DIGITAL LIBRARY
USING GLOBAL LEARNING AS A VEHICLE FOR THE DEVELOPMENT OF EDUCATIONAL AND SOCIAL OPPORTUNITIES FOR DISADVANTAGED YOUTH IN THE U.S. AND MEXICO
Houston Preparatory Academy (UNITED STATES)
About this paper:
Appears in: ICERI2013 Proceedings
Publication year: 2013
Pages: 2191-2195
ISBN: 978-84-616-3847-5
ISSN: 2340-1095
Conference name: 6th International Conference of Education, Research and Innovation
Dates: 18-20 November, 2013
Location: Seville, Spain
Abstract:
The United Nations Universal Declaration of Human Rights posits that everyone regardless of socioeconomic class, race, ethnicity, nationality, age, religion, and gender has the right to education.

In the developed as well as the underdeveloped nations of the world, personal, familial, community, and societal advancement and prospects for prosperity are heavily predicated on the quotidian accessibility to quality educational systems and opportunities. The access to and successful completion of a quality education is seen virtually to have transformative - if not total transcendent - powers. Yet, there is a growing denial globally of this fundamental human right.

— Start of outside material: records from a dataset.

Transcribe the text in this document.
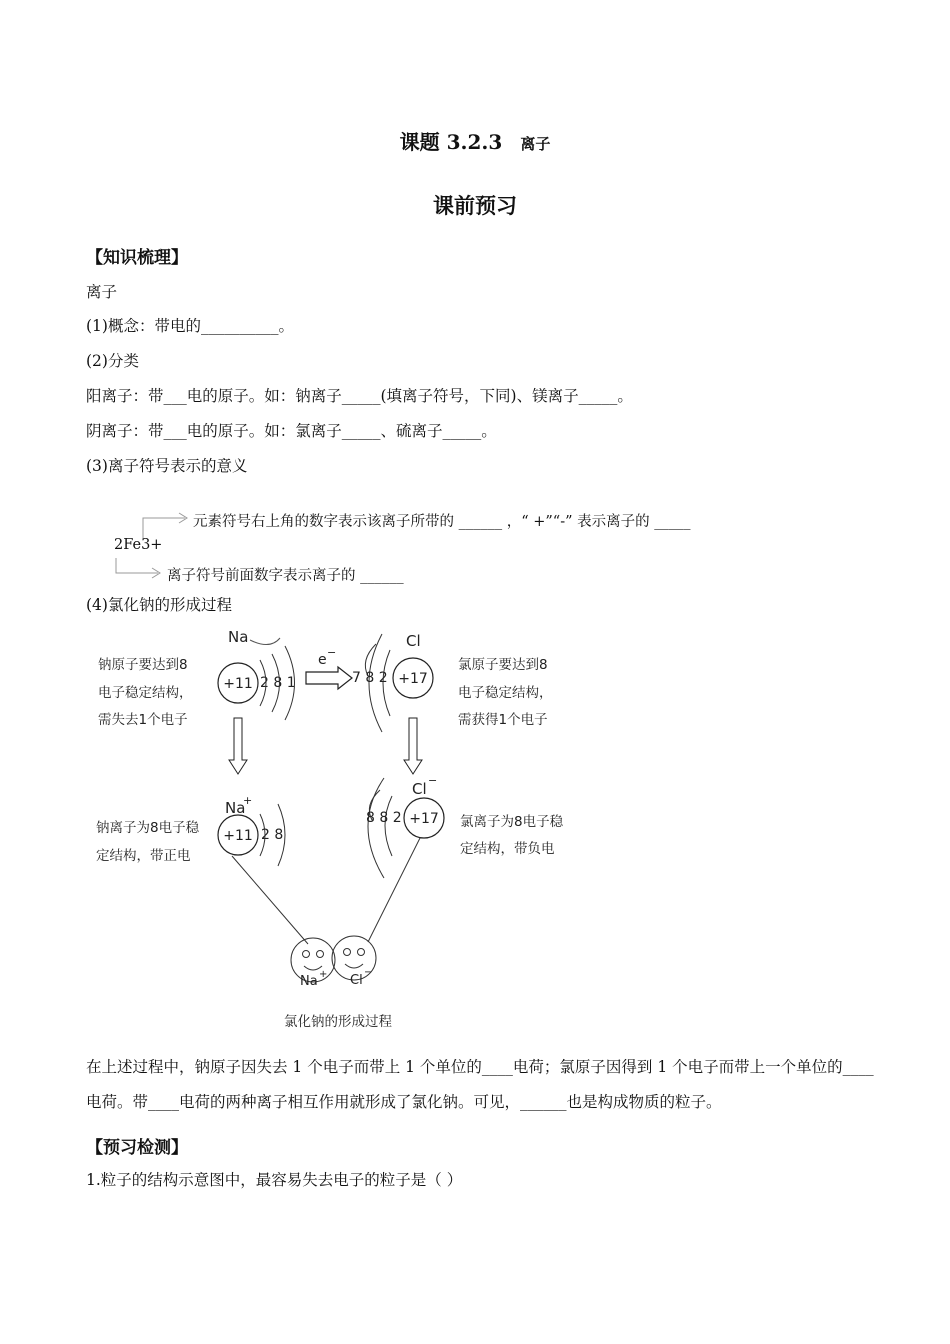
课题 3.2.3 离子
课前预习
【知识梳理】
离子
(1)概念：带电的__________。
(2)分类
阳离子：带___电的原子。如：钠离子_____(填离子符号，下同)、镁离子_____。
阴离子：带___电的原子。如：氯离子_____、硫离子_____。
(3)离子符号表示的意义
2Fe3+
元素符号右上角的数字表示该离子所带的 ______ ，“ +”“-” 表示离子的 _____
离子符号前面数字表示离子的 ______
(4)氯化钠的形成过程
Na
+11 2 8 1
e −
Cl
7 8 2 +17
钠原子要达到8
电子稳定结构，
需失去1个电子
氯原子要达到8
电子稳定结构，
需获得1个电子
Na
+
+11 2 8
Cl −
8 8 2 +17
钠离子为8电子稳
定结构，带正电
氯离子为8电子稳
定结构，带负电
Na + Cl
−
氯化钠的形成过程
在上述过程中，钠原子因失去 1 个电子而带上 1 个单位的____电荷；氯原子因得到 1 个电子而带上一个单位的____电荷。带____电荷的两种离子相互作用就形成了氯化钠。可见，______也是构成物质的粒子。
【预习检测】
1.粒子的结构示意图中，最容易失去电子的粒子是（ ）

Today, the cultural, socio-economic, schooling and achievement gaps and the digital divide between affluent and disadvantaged children are not only challenges to global education but are also threats to international development, prosperity and security.

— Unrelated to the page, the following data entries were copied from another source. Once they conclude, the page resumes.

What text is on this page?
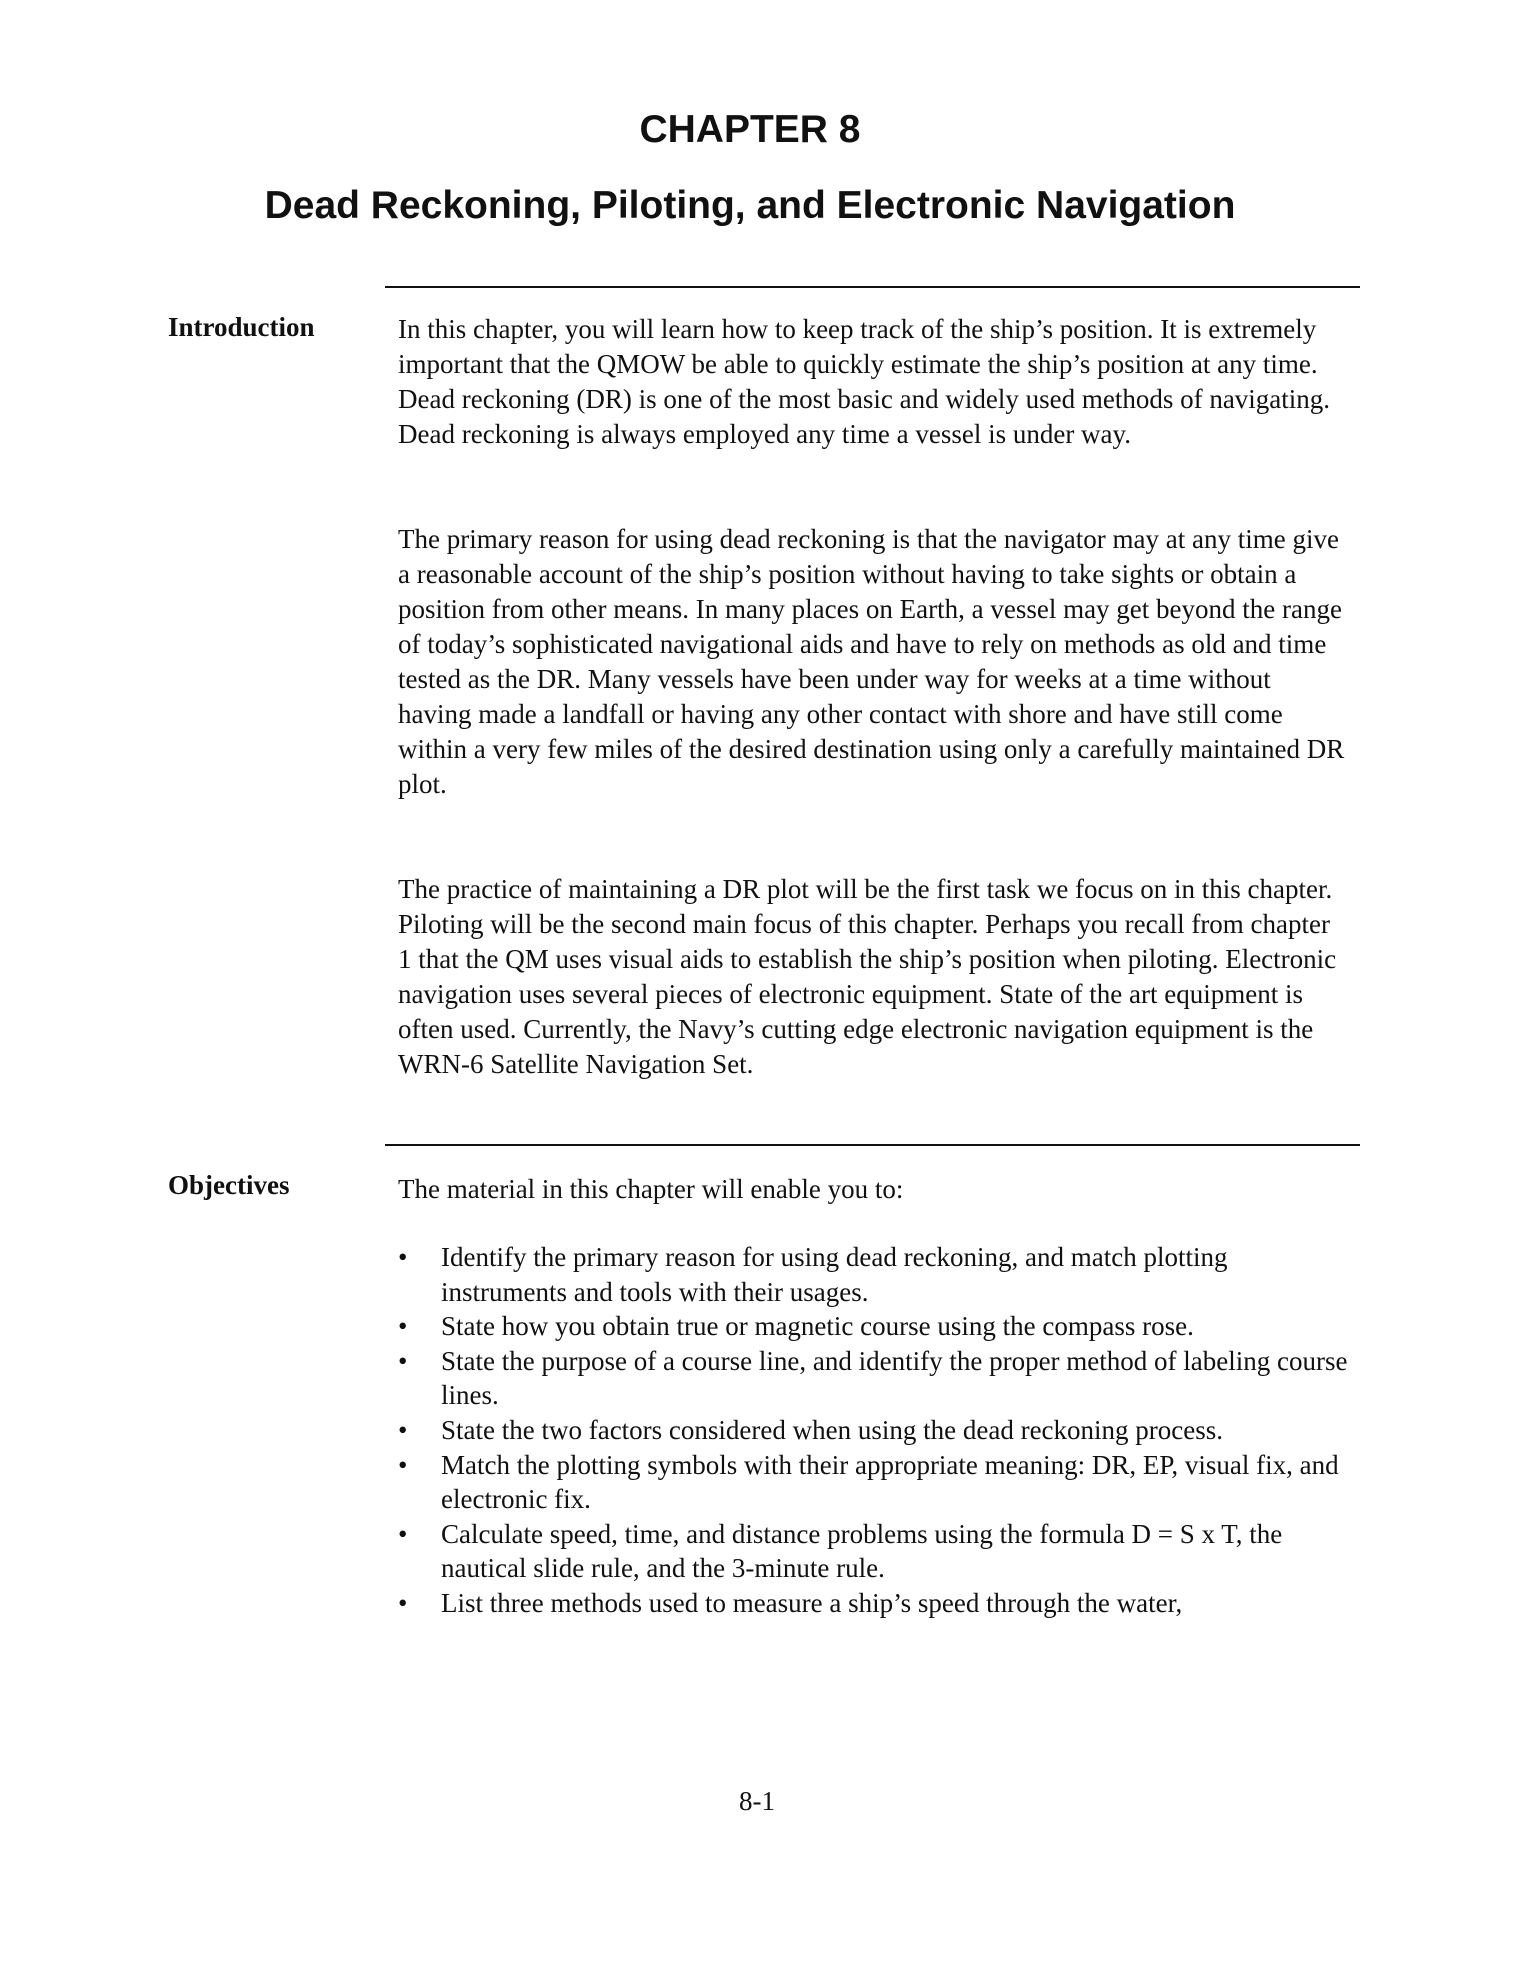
CHAPTER 8
Dead Reckoning, Piloting, and Electronic Navigation
Introduction	In this chapter, you will learn how to keep track of the ship’s position. It is extremely important that the QMOW be able to quickly estimate the ship’s position at any time. Dead reckoning (DR) is one of the most basic and widely used methods of navigating. Dead reckoning is always employed any time a vessel is under way.

The primary reason for using dead reckoning is that the navigator may at any time give a reasonable account of the ship’s position without having to take sights or obtain a position from other means. In many places on Earth, a vessel may get beyond the range of today’s sophisticated navigational aids and have to rely on methods as old and time tested as the DR. Many vessels have been under way for weeks at a time without having made a landfall or having any other contact with shore and have still come within a very few miles of the desired destination using only a carefully maintained DR plot.

The practice of maintaining a DR plot will be the first task we focus on in this chapter. Piloting will be the second main focus of this chapter. Perhaps you recall from chapter 1 that the QM uses visual aids to establish the ship’s position when piloting. Electronic navigation uses several pieces of electronic equipment. State of the art equipment is often used. Currently, the Navy’s cutting edge electronic navigation equipment is the WRN-6 Satellite Navigation Set.

Objectives	The material in this chapter will enable you to:

• Identify the primary reason for using dead reckoning, and match plotting instruments and tools with their usages.
• State how you obtain true or magnetic course using the compass rose.
• State the purpose of a course line, and identify the proper method of labeling course lines.
• State the two factors considered when using the dead reckoning process.
• Match the plotting symbols with their appropriate meaning: DR, EP, visual fix, and electronic fix.
• Calculate speed, time, and distance problems using the formula D = S x T, the nautical slide rule, and the 3-minute rule.
• List three methods used to measure a ship’s speed through the water,
8-1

Understanding the dialectical relationship between socio-economic development and the access to and completion of a quality education, Houston Preparatory Academy (HPA), a not-for-profit U.S.-based educational organization founded in 1991, created in 1998, a multi-university, cross-national collaboration to address and develop programmatic and research methods to understand, rethink, enhance and provide high-quality educational opportunities that would longitudinally combat inequality and injustice in impoverished communities in the U.S. and Mexico.

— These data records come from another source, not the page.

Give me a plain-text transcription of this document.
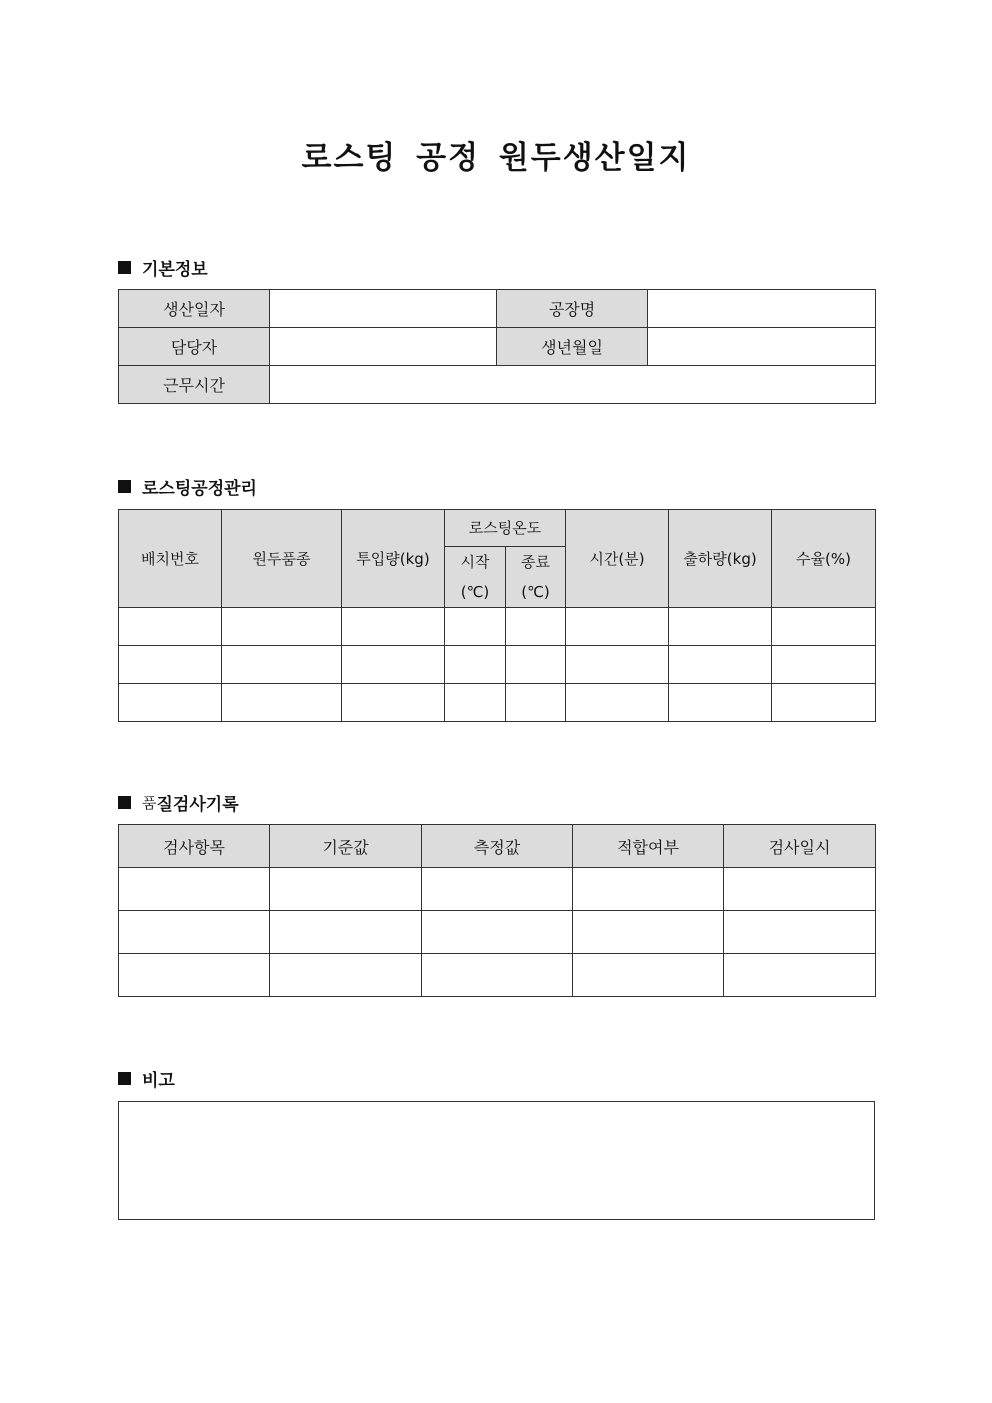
로스팅 공정 원두생산일지
기본정보
생산일자		공장명	
담당자		생년월일	
근무시간			
로스팅공정관리
배치번호	원두품종	투입량(kg)	로스팅온도		시간(분)	출하량(kg)	수율(%)
			시작(℃)	종료(℃)			

품 질검사기록
검사항목	기준값	측정값	적합여부	검사일시

비고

Today, HPA, via its U-Prep initiative, effectively addresses the issues connected to the lack of educational opportunities for students from poor and immigrant families in Houston, Texas in the U.S. Since 2006, it has provided educational and social services in Renacimiento, Guerrero, Mexico. Guerrero is the area of origin of over 73,000 persons who migrated to the U.S. annually.

Since its inception, U-Prep has been a proven and effective model. However, steadily escalating levels of violence in Mexico in 2011 forced U-Prep to reconsider its mission, methods and program. U-Prep had to create a new, innovative approach to practice, service and research that preserved the high quality of its program while considering the safety of its teachers, interns and students.

As an adaptive measure, U-Prep broadened, intensified, and adjusted its already developed approach to Global Learning and implemented it using face-to-face engagement and practice coupled with existing, cost-effective, internet-based computer resources (Skype, E-mail, texting). U-Prep created math, literature and English curricula based on multi-disciplinary research and proven best practices in education and transformed teacher-centered pedagogy into an empowering approach to education that is at once personal, cyber-friendly and student-centered. U-Prep highlights cross-cultural competence, understanding and respect to harness and mobilize talent, potential, initiative, creativity and change. College-age U-Prep students are offered internship opportunities for local and international leadership, commitment and service.

Therefore, using Global Learning delivered through existing assistive technologies, U-Prep is able to defend the global right to a quality education by providing a dynamic, comprehensive, community-based, culturally competent, child-centered educational model that continues to enhance educational opportunities and supportive social services for students and families in the U.S. and Mexico.
Keywords:
Human rights, education, Global Learning, technology, student-centered, opportunity, development, prosperity, security, Social Work.